Summer Dreaming and Writing Poems

Hot days, cold poems
Let’s capture “aha” moments
Lazy summer days
               — Ann Angel

 

Summer days are meant for daydreaming on beach blankets, sitting on porches lost in a great piece of fiction, and writing about this very moment we’re in. It’s a great time to pull out a journal and create a poem that captures these special moments. Poetry seems to fit the lazy timeless summer experience and allows writers to capture the thunderstorms that feed our gardens even as they shake us to our toes, or paint the experience of hot sun on our faces, popsicle juice dripping down our hands, and even the moment we dip our faces into clover or lavender and breathe deeply.

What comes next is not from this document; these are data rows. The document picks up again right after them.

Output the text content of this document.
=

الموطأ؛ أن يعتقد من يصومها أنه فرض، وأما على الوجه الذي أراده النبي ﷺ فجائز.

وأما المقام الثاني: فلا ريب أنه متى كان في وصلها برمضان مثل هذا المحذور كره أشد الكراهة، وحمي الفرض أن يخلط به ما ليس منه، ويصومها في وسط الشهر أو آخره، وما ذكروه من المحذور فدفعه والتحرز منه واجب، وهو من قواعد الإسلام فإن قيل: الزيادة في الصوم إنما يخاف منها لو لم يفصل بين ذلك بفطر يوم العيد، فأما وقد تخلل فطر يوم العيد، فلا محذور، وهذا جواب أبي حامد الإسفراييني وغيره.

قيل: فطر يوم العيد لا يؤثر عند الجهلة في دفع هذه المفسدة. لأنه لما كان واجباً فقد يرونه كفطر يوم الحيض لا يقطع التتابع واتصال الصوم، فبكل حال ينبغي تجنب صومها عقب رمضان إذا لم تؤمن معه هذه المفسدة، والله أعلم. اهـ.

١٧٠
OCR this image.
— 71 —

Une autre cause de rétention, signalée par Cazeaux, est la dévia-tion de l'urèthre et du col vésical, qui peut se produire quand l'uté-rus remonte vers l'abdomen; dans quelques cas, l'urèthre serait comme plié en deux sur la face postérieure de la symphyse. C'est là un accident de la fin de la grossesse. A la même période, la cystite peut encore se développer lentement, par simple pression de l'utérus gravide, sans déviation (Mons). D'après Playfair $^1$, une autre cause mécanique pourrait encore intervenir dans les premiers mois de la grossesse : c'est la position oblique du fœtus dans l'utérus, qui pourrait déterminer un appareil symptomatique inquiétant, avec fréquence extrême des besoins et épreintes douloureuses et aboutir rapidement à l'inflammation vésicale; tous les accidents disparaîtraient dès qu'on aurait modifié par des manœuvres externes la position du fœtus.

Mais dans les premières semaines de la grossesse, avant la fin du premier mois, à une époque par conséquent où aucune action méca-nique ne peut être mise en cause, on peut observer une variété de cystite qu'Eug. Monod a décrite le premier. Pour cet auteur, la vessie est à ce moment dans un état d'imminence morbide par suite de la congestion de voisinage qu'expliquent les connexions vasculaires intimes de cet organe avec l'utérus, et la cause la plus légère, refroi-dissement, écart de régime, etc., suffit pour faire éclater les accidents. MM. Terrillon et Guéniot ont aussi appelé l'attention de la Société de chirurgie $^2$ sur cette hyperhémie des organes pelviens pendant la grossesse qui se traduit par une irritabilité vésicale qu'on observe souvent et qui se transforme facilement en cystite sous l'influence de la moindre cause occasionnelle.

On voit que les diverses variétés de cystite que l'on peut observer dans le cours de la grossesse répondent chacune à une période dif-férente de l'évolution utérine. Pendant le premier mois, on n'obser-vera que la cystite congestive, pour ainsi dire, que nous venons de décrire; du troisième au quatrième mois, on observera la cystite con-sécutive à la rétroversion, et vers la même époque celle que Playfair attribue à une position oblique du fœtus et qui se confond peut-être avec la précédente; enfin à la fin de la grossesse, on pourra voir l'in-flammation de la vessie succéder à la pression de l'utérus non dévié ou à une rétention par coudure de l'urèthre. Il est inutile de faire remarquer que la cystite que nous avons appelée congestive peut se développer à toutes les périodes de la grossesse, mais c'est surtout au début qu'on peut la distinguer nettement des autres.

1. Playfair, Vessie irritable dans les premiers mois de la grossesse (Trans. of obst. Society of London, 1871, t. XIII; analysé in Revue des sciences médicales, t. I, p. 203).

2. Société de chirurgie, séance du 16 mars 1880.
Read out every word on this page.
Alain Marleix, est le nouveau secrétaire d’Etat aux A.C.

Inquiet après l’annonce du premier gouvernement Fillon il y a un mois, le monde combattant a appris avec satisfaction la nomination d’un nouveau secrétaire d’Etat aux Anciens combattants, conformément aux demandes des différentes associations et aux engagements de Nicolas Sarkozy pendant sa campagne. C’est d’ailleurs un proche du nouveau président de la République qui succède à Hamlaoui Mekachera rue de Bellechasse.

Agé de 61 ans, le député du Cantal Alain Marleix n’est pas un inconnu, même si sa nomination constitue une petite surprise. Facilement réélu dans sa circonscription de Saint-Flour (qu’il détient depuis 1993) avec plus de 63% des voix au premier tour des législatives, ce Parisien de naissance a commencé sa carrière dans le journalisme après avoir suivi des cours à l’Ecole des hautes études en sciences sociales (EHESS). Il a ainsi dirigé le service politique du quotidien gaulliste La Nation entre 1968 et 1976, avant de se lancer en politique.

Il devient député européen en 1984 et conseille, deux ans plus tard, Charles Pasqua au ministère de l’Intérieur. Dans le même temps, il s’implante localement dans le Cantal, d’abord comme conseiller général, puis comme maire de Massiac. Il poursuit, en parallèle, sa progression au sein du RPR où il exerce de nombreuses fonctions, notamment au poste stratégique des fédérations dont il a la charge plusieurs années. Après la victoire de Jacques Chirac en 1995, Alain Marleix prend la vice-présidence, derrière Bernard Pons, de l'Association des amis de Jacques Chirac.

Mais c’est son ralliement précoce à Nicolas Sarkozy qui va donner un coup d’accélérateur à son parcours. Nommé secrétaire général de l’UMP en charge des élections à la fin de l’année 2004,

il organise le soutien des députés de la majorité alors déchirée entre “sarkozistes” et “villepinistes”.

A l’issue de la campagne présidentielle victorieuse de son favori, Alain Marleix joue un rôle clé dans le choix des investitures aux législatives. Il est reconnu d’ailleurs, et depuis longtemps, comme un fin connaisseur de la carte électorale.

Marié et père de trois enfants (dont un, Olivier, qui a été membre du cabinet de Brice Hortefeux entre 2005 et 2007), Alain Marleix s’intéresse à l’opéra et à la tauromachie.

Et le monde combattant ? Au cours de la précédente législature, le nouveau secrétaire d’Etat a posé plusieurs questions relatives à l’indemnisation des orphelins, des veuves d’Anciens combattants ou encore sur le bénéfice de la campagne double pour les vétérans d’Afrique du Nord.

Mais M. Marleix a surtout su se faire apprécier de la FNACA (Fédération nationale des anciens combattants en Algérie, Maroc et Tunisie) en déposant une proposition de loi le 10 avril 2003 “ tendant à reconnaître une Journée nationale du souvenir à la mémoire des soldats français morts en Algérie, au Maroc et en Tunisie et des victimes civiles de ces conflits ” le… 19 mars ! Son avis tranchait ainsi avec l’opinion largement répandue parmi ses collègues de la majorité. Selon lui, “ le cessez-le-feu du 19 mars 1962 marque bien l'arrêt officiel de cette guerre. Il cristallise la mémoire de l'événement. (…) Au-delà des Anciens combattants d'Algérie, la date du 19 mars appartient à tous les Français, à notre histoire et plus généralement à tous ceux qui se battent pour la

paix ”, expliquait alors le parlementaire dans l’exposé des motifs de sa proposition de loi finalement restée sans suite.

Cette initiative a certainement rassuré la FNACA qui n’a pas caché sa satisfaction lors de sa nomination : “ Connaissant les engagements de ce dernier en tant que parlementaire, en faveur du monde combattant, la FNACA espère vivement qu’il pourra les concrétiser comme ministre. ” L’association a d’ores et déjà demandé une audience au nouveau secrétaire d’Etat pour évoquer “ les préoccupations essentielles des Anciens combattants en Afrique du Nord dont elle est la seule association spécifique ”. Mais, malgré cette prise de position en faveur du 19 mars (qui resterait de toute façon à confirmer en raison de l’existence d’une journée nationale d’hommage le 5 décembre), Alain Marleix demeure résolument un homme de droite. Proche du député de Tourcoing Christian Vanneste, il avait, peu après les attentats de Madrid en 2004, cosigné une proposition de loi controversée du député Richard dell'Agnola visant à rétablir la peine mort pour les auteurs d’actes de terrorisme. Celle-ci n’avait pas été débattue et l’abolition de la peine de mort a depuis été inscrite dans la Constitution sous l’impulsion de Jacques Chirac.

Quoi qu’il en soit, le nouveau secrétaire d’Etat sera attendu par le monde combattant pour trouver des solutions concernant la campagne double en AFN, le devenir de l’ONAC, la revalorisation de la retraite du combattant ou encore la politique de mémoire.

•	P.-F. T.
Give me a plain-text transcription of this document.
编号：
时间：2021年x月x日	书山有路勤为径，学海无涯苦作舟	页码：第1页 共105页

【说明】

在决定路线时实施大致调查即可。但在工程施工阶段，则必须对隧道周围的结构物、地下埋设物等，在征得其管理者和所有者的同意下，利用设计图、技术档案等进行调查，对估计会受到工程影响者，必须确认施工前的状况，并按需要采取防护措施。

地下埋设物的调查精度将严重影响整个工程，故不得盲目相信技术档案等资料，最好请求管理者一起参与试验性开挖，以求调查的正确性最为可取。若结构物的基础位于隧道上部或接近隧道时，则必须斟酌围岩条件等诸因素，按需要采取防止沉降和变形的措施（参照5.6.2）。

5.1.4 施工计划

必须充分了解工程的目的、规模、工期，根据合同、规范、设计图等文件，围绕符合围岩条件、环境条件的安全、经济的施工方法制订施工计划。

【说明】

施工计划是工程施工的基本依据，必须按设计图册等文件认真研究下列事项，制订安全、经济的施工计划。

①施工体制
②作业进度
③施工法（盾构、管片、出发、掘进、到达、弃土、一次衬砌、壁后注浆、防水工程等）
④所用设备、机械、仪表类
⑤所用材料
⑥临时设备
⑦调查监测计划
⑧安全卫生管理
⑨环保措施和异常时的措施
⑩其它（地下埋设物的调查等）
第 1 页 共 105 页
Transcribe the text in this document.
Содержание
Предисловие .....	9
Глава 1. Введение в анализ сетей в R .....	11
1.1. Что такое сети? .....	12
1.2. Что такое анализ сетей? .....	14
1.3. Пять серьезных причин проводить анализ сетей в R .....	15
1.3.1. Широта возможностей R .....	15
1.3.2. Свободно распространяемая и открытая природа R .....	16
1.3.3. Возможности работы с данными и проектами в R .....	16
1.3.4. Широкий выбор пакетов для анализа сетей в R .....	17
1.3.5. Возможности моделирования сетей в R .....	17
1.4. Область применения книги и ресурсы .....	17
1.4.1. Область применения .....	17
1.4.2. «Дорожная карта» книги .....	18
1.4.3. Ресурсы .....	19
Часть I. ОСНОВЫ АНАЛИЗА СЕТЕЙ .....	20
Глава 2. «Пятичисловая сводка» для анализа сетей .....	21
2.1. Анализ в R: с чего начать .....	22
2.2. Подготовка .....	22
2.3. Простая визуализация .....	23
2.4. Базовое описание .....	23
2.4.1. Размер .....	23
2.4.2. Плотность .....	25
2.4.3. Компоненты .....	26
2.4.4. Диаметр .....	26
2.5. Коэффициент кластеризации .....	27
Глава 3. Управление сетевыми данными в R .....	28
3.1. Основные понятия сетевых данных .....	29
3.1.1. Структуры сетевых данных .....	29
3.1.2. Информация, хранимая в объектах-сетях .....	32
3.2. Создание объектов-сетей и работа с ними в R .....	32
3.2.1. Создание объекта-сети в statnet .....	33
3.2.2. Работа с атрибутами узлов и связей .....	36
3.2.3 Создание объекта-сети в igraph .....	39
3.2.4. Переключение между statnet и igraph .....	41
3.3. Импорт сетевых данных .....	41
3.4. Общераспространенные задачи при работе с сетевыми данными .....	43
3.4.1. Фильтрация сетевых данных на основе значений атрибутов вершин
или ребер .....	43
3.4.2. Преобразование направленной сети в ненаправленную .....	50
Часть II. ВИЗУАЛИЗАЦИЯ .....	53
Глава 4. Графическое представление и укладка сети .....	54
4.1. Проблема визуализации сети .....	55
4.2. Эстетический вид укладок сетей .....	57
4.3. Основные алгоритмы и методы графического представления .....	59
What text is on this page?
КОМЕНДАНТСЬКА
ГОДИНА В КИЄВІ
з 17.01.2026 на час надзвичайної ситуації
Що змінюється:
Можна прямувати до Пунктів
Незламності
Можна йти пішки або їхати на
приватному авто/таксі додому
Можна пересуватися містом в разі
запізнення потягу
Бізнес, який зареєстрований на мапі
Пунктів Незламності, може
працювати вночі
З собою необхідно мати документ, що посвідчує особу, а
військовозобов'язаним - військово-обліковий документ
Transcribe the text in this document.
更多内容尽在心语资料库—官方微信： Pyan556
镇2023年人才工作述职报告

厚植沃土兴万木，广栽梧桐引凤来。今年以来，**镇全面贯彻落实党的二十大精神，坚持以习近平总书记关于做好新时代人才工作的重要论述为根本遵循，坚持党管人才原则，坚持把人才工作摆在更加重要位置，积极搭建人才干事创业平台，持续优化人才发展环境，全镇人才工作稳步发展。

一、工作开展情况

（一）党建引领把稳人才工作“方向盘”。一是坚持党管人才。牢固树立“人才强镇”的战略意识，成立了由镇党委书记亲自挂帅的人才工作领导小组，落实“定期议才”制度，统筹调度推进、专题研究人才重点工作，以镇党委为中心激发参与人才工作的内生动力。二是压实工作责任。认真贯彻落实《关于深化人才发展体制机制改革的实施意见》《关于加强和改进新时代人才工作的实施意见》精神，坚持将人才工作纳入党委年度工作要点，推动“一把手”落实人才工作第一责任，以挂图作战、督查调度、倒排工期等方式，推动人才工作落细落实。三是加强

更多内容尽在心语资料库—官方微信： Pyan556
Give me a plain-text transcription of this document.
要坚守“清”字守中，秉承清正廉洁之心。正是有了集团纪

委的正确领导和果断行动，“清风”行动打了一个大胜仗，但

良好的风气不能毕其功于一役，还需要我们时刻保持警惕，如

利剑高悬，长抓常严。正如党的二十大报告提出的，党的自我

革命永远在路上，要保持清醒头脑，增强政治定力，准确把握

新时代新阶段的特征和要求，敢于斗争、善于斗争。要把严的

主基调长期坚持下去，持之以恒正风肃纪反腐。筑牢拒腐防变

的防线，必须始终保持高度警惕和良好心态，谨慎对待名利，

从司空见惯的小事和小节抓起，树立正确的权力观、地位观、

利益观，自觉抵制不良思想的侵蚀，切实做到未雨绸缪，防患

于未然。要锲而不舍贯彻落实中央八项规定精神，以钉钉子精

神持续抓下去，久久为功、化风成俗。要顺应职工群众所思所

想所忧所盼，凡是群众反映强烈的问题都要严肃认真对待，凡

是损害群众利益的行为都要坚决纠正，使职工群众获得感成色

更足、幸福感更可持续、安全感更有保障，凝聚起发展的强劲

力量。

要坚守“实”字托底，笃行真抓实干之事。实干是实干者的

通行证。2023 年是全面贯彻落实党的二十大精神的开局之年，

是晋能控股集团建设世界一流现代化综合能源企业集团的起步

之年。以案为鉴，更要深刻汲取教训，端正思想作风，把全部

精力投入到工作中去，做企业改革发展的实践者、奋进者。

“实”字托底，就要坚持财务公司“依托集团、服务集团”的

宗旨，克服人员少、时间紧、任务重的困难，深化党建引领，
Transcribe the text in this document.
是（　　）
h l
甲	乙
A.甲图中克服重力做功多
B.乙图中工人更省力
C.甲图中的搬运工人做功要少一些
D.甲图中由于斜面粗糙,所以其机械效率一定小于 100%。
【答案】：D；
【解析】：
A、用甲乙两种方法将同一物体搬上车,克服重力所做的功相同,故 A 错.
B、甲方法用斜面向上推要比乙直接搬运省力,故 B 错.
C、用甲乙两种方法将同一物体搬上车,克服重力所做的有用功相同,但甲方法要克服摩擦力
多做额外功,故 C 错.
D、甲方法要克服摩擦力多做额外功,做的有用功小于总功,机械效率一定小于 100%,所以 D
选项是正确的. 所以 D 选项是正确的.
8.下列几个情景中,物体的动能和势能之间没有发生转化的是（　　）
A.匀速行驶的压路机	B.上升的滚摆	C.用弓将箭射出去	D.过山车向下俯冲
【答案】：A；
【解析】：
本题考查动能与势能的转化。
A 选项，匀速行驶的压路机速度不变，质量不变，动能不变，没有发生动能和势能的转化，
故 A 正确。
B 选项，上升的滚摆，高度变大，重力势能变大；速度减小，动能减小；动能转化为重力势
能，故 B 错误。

But where to start? There are some iconic how-to books including Mary Oliver’s A Poetry Handbook: A Prose Guide to Understanding and Writing Poetry.   While this book tends to be a bit dense, there are a few books that speak directly to middle graders. Poetry Play by Amanda Shackelford uses rhyme to encourage writers to play with their experiences.

 

by JoAnn Early Macken

One of my personal favorites that speaks directly to writers in clear language is JoAnn Early Macken’s Write A Poem Step-by-Step. This how-to walks writers through idea generation to revision.

 

 

 

Giggle-Worthy Poetry Prompts for Kids by Mike Downs and Sandra Athans offers writers six poetic forms and suggests easy ways to generate poems.  Writers might use their own names to create acrostic poems, use free flowing ideas like “Purple Pickles” for free verse poems, or create concrete forms from surroundings (think a star-shaped poem about a star or back to lavender, consider that shape in simply describing this plant).

In thinking about writing poetry on timeless summer days, I’d recommend picking up a classic collection that also teaches style such as A Kick in the Head: An Everyday Guide to Poetic Forms illustrated by Chris Raschka with poems selected by Paul Janeczeko.

Over 25 poetic forms and examples are provided. (This is the most borrowed book from my personal university library and the one book that I keep having to replace because students forget to return it. I don’t mind because they end up writing a variety of amazing poems).

Of course a summer library visit to choose poetry by Robert Frost, Mary Oliver, Amanda Gorman, and Eve Miriam who offers us the opportunity to bite into poetry with her poem, “How to Eat a Poem” or seeking pictures books by JoAnn Macken, or the above authors of How-to books, mentioned above, as well as so many other favorite picture book writers who write in a variety of verse styles and provide hours of learning enjoyment even as the poems will tickle our spirits and help us lose our creative hearts in our own writing.

Here are a few more possible writing prompts:

  • Look around you. What color is your world?
  • Study a blade of grass and look so closely you can see an ant wandering through that jungle, or find cracks in the dirt below. Describe it in a haiku (3 lines, 5 syllables, 7 syllable, 5 syllables).
  • Write about how timeless summer feels, using free verse let metaphors for timelessness flow.
  • Consider a more difficult poem like a sestina which requires you to find 6 words that will be ending words that change order to create a 36 line poem. To find the words, look around you and select a few nouns, some verbs, and possible adjectives and adverbs.
  • Make a list of the best things about summer.
  • Write a concrete poem about the last thing you ate.
  • Write a persona poem.
  • Style copy a classic poem or respond to a classic poem. For example, Mary Oliver’s poem, “At Blackwater Pond” tells the story of the poet’s sensory experiences at this pond. There’s a frog in this poem and I wrote a poem from the frog’s viewpoint. Here’s that response:
A Frog At Blackwater Pond
In Blackwater Pond the lily pads tremble
throughout this night of rain.
I absorb water through green skin. I breathe
oxygen and moisture. The excess slides
down my slimy back and puddles
on the leaf pad. I hear the drumming
of drops, spattering,
insistent reminders that this beautiful
water is my life force.
— Ann Angel

Explore your summer world and see if you can fill a journal with this summer’s “aha” moments. I don’t think you’ll be disappointed.